A Lego-obsessed couple worked 14-hour days for four weeks to build a 21-foot-long copy of the Old London Bridge in their living room.
Mike Addis, 63, and Catherine Weightman, 58, create a gigantic Lego sculpture near the end of the year every year. And their 27th project took 400,000 Lego pieces to finish.
The duo worked on the model for four weeks, beginning in mid-November of last year and finishing in mid-December.
They recreated the Old London Bridge of 1400, one of three bridges that crossed the Thames at Southwark, complete with 78 homes, 500 mini-figures, a castle, and a church.
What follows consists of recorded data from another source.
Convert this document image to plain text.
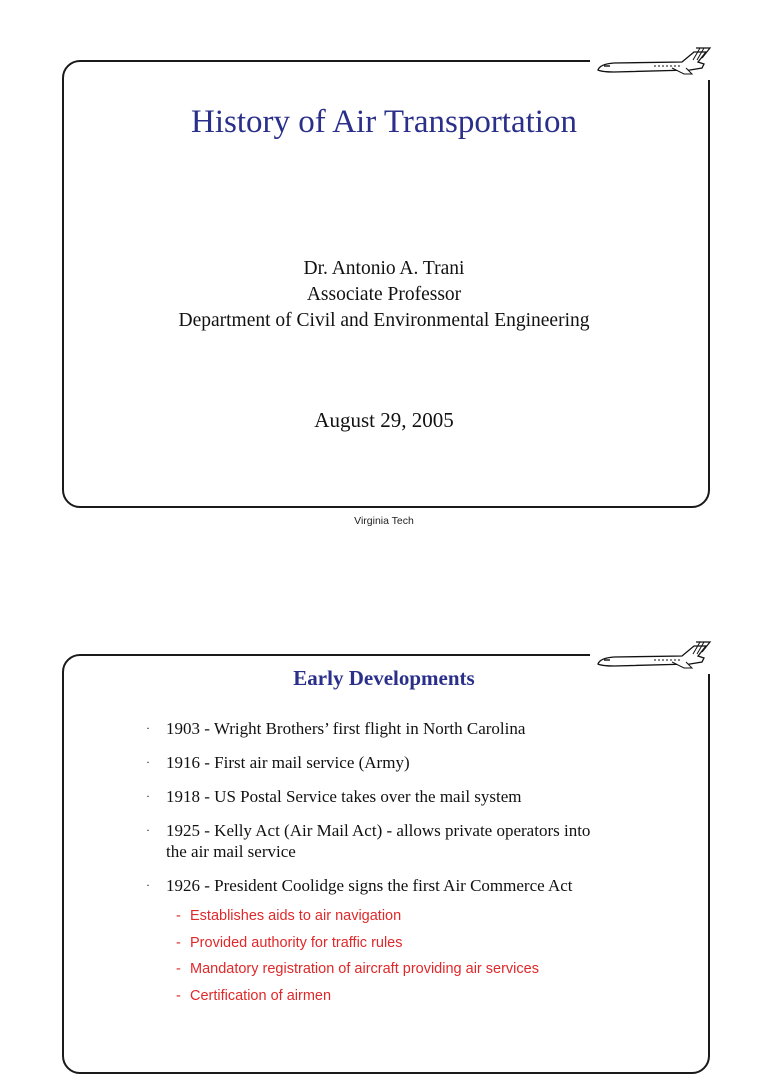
History of Air Transportation
Dr. Antonio A. Trani
Associate Professor
Department of Civil and Environmental Engineering
August 29, 2005
Virginia Tech
Early Developments
· 1903 - Wright Brothers’ first flight in North Carolina
· 1916 - First air mail service (Army)
· 1918 - US Postal Service takes over the mail system
· 1925 - Kelly Act (Air Mail Act) - allows private operators into
the air mail service
· 1926 - President Coolidge signs the first Air Commerce Act
- Establishes aids to air navigation
- Provided authority for traffic rules
- Mandatory registration of aircraft providing air services
- Certification of airmen
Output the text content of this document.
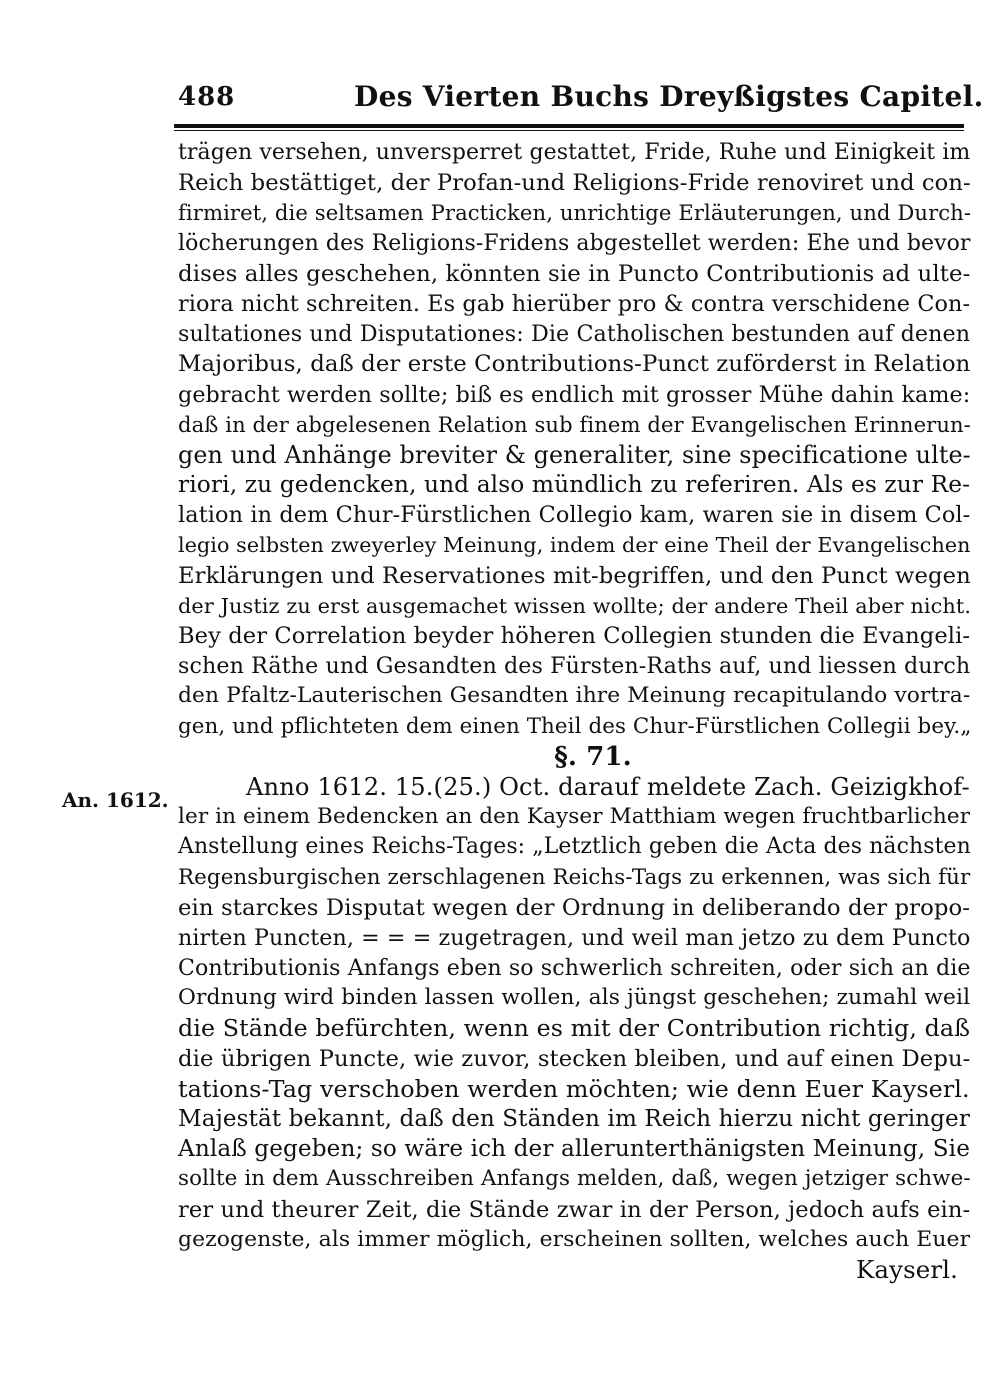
488	Des Vierten Buchs Dreyßigstes Capitel.
An. 1612.
trägen versehen, unversperret gestattet, Fride, Ruhe und Einigkeit im
Reich bestättiget, der Profan-und Religions-Fride renoviret und con-
firmiret, die seltsamen Practicken, unrichtige Erläuterungen, und Durch-
löcherungen des Religions-Fridens abgestellet werden: Ehe und bevor
dises alles geschehen, könnten sie in Puncto Contributionis ad ulte-
riora nicht schreiten. Es gab hierüber pro & contra verschidene Con-
sultationes und Disputationes: Die Catholischen bestunden auf denen
Majoribus, daß der erste Contributions-Punct zuförderst in Relation
gebracht werden sollte; biß es endlich mit grosser Mühe dahin kame:
daß in der abgelesenen Relation sub finem der Evangelischen Erinnerun-
gen und Anhänge breviter & generaliter, sine specificatione ulte-
riori, zu gedencken, und also mündlich zu referiren. Als es zur Re-
lation in dem Chur-Fürstlichen Collegio kam, waren sie in disem Col-
legio selbsten zweyerley Meinung, indem der eine Theil der Evangelischen
Erklärungen und Reservationes mit-begriffen, und den Punct wegen
der Justiz zu erst ausgemachet wissen wollte; der andere Theil aber nicht.
Bey der Correlation beyder höheren Collegien stunden die Evangeli-
schen Räthe und Gesandten des Fürsten-Raths auf, und liessen durch
den Pfaltz-Lauterischen Gesandten ihre Meinung recapitulando vortra-
gen, und pflichteten dem einen Theil des Chur-Fürstlichen Collegii bey.„
§. 71.
Anno 1612. 15.(25.) Oct. darauf meldete Zach. Geizigkhof-
ler in einem Bedencken an den Kayser Matthiam wegen fruchtbarlicher
Anstellung eines Reichs-Tages: „Letztlich geben die Acta des nächsten
Regensburgischen zerschlagenen Reichs-Tags zu erkennen, was sich für
ein starckes Disputat wegen der Ordnung in deliberando der propo-
nirten Puncten, = = = zugetragen, und weil man jetzo zu dem Puncto
Contributionis Anfangs eben so schwerlich schreiten, oder sich an die
Ordnung wird binden lassen wollen, als jüngst geschehen; zumahl weil
die Stände befürchten, wenn es mit der Contribution richtig, daß
die übrigen Puncte, wie zuvor, stecken bleiben, und auf einen Depu-
tations-Tag verschoben werden möchten; wie denn Euer Kayserl.
Majestät bekannt, daß den Ständen im Reich hierzu nicht geringer
Anlaß gegeben; so wäre ich der allerunterthänigsten Meinung, Sie
sollte in dem Ausschreiben Anfangs melden, daß, wegen jetziger schwe-
rer und theurer Zeit, die Stände zwar in der Person, jedoch aufs ein-
gezogenste, als immer möglich, erscheinen sollten, welches auch Euer
Kayserl.
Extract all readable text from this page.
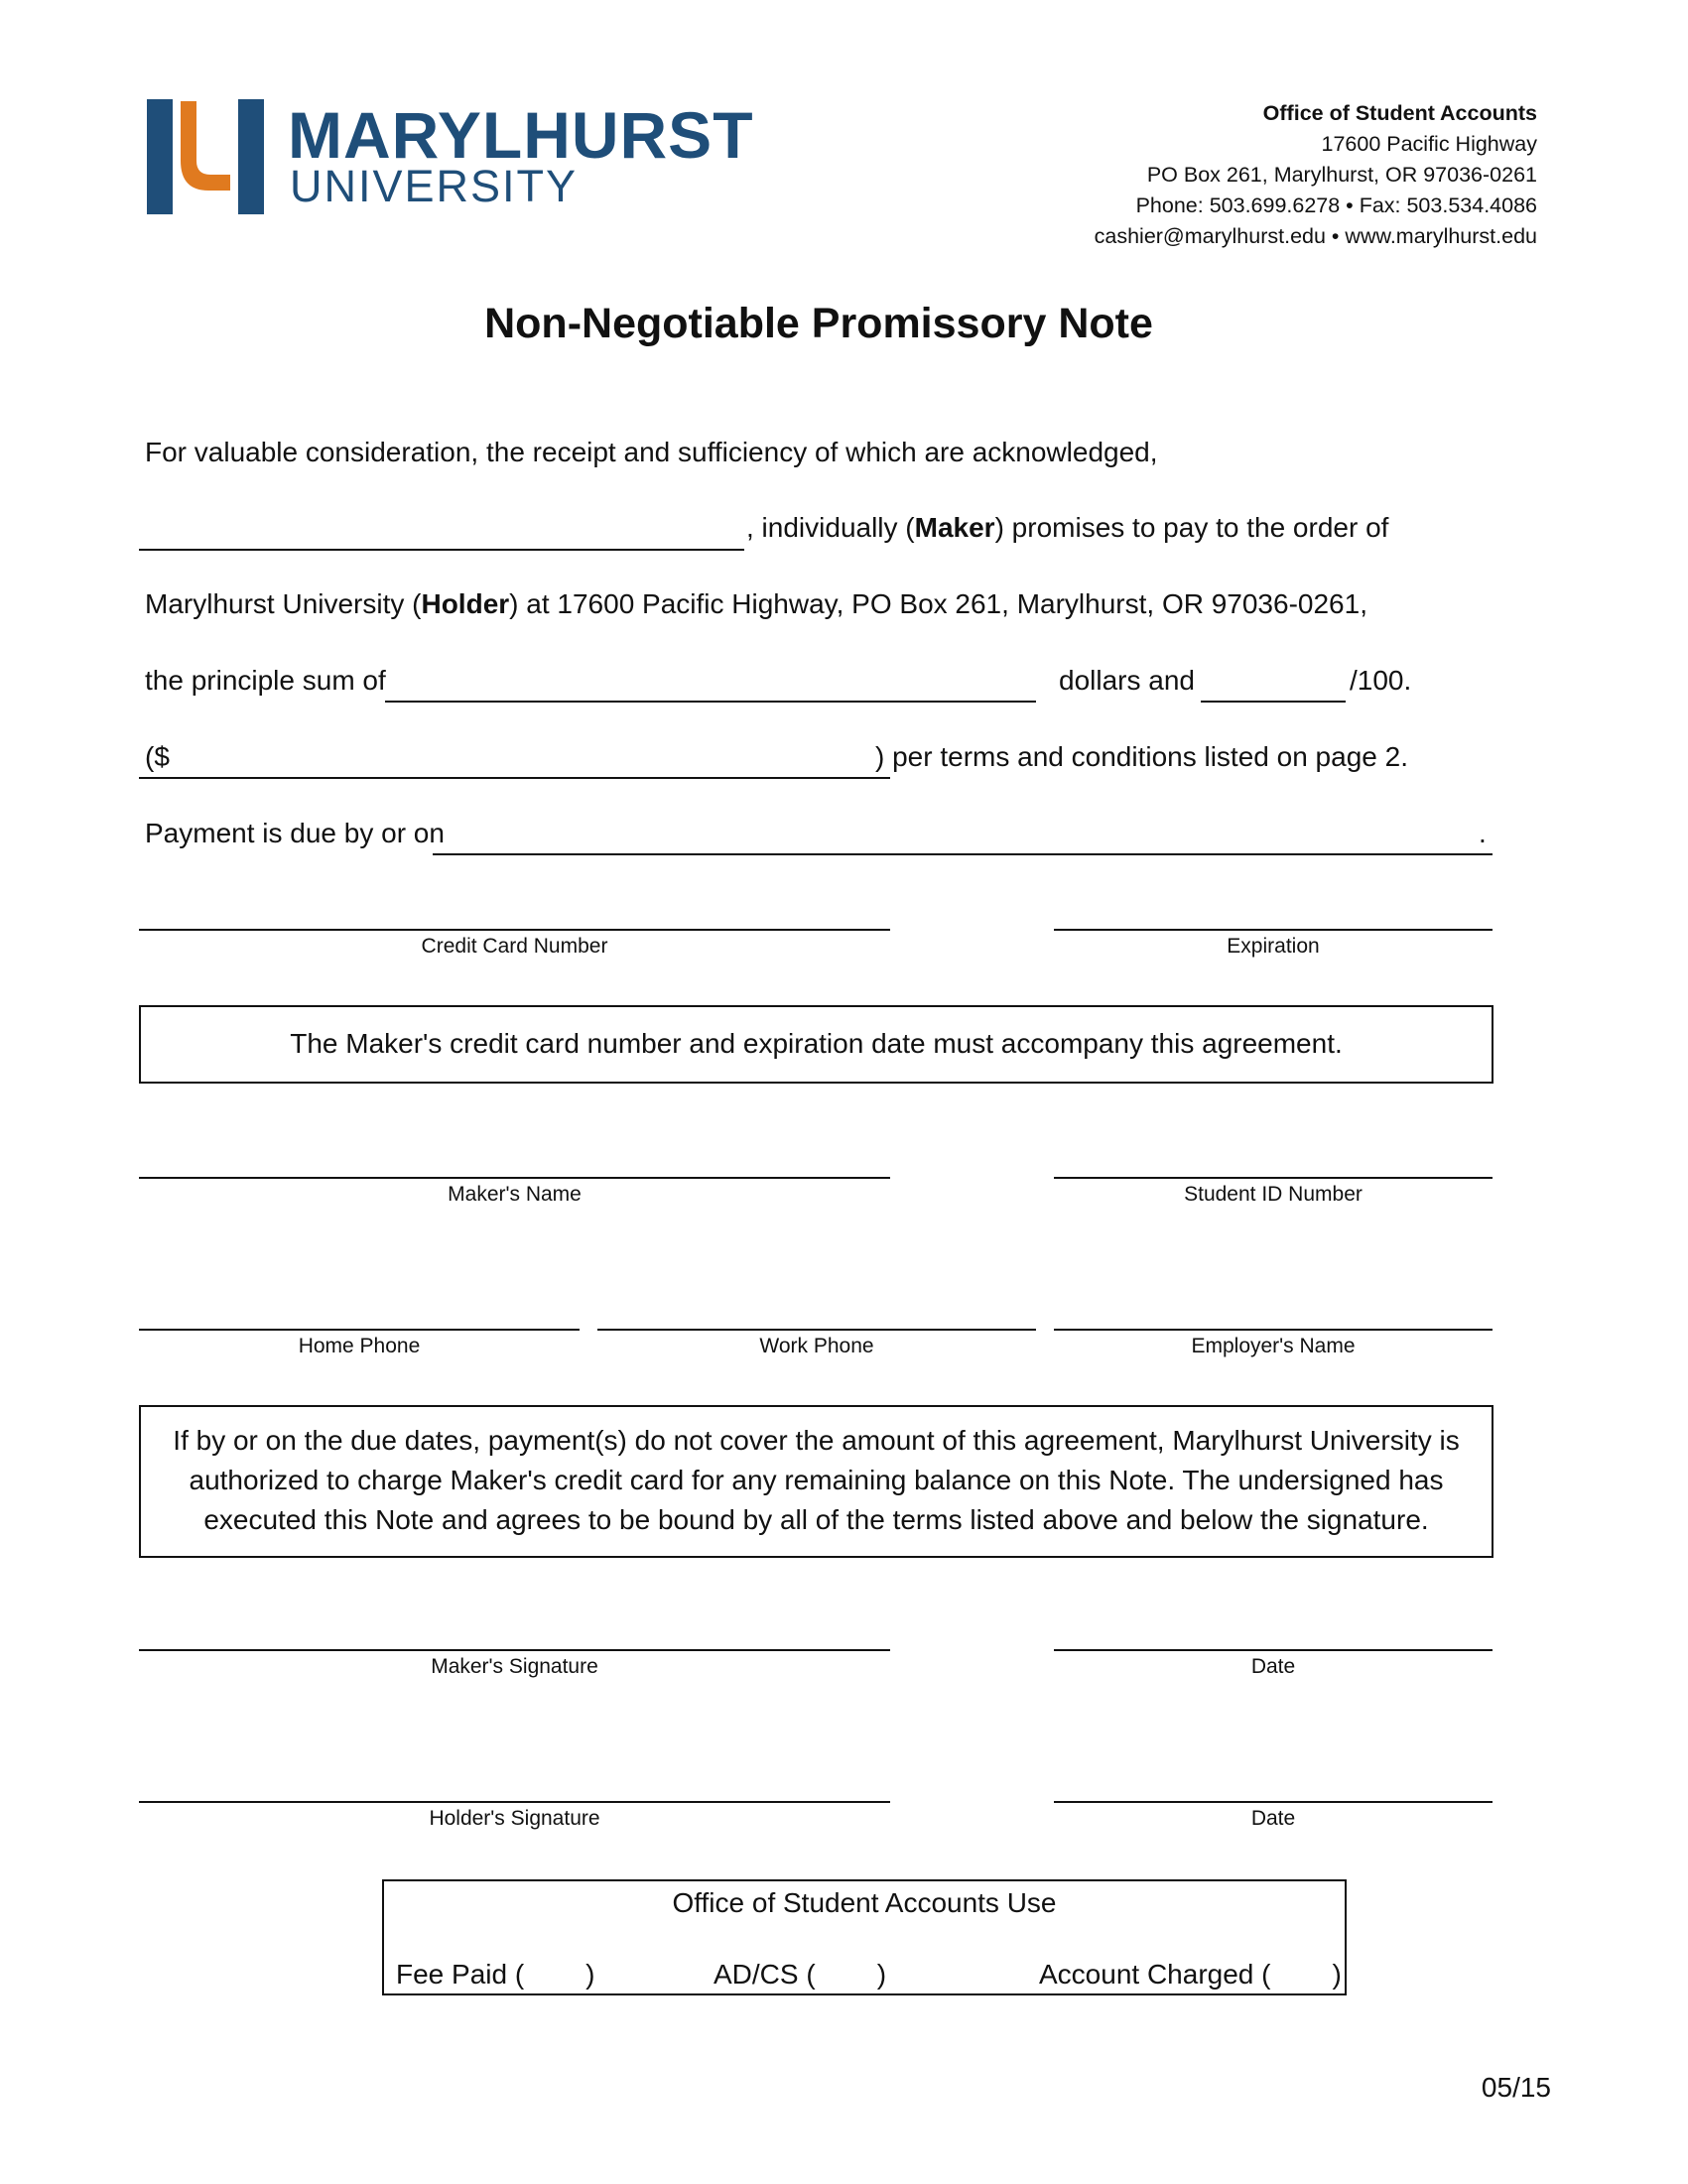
MARYLHURST
UNIVERSITY
Office of Student Accounts
17600 Pacific Highway
PO Box 261, Marylhurst, OR 97036-0261
Phone: 503.699.6278 • Fax: 503.534.4086
cashier@marylhurst.edu • www.marylhurst.edu
Non-Negotiable Promissory Note
For valuable consideration, the receipt and sufficiency of which are acknowledged,
, individually (Maker) promises to pay to the order of
Marylhurst University (Holder) at 17600 Pacific Highway, PO Box 261, Marylhurst, OR 97036-0261,
the principle sum of	dollars and	/100.
($	) per terms and conditions listed on page 2.
Payment is due by or on	.
Credit Card Number	Expiration
The Maker's credit card number and expiration date must accompany this agreement.
Maker's Name	Student ID Number
Home Phone	Work Phone	Employer's Name
If by or on the due dates, payment(s) do not cover the amount of this agreement, Marylhurst University is
authorized to charge Maker's credit card for any remaining balance on this Note. The undersigned has
executed this Note and agrees to be bound by all of the terms listed above and below the signature.
Maker's Signature	Date
Holder's Signature	Date
Office of Student Accounts Use
Fee Paid ( )	AD/CS ( )	Account Charged ( )
05/15
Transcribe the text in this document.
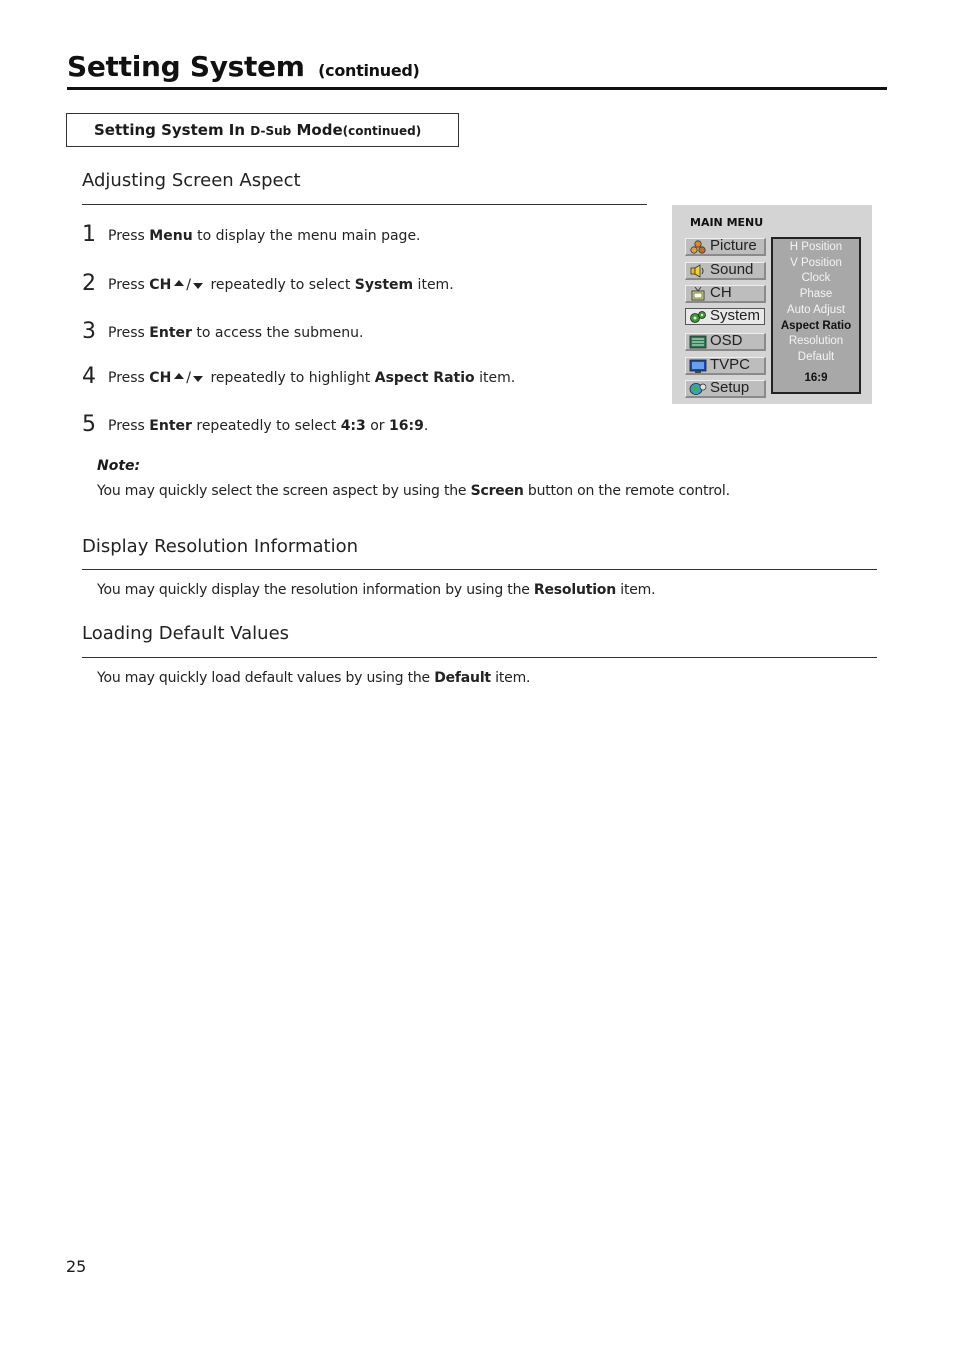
Setting System (continued)
Setting System In D-Sub Mode(continued)
Adjusting Screen Aspect
1 Press Menu to display the menu main page.
2 Press CH / repeatedly to select System item.
3 Press Enter to access the submenu.
4 Press CH / repeatedly to highlight Aspect Ratio item.
5 Press Enter repeatedly to select 4:3 or 16:9.
Note:
You may quickly select the screen aspect by using the Screen button on the remote control.
Display Resolution Information
You may quickly display the resolution information by using the Resolution item.
Loading Default Values
You may quickly load default values by using the Default item.
MAIN MENU
Picture
Sound
CH
System
OSD
TVPC
Setup
H Position
V Position
Clock
Phase
Auto Adjust
Aspect Ratio
Resolution
Default
16:9
25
It also comprises guards who police the bridge’s pay toll, bakeries, and inhabitants.
The model will remain up until January 6, when it is customarily removed.
The design was inspired by medieval Frost Fayres held when the Thames froze over in the 16th century.
“It’s definitely our most unworkable model since it’s straight through the center of the room,” said Mike, an economics instructor. It divides the area in half, with a foot gap at one end to provide access to the opposite side of the living room.
“We just hosted a party with folks on one side of the bridge and others on the other. Because it is so massive, most people are in awe.
“The settees are on one side, while the heaters are on the other. We have different Lego sets for the kids to play with.”
As part of their study for the Lego copy, the pair visited an existing wooden model of the bridge in St. Magnus The Martyr Church in London.
The duo previously constructed a massive polar bear and an Ely Cathedral model; they recycle the bricks each time, carefully sorting them by color and size before demolishing.
“Everything is handcrafted, and each house is unique,” Mike explained. We worked 14-hour days on certain occasions to complete the task.
“You must be patient. Some of it is pretty difficult. We had to use half bricks to form the curving arches.”
The couple’s love for Lego began as a youngster, but was reignited when a family friend came with their child and they retrieved their Lego from the attic for him to play with.
“We discovered how much we enjoyed Lego,” Mike explained. “Sometimes we do it with friends—a buddy came over one weekend to help us.”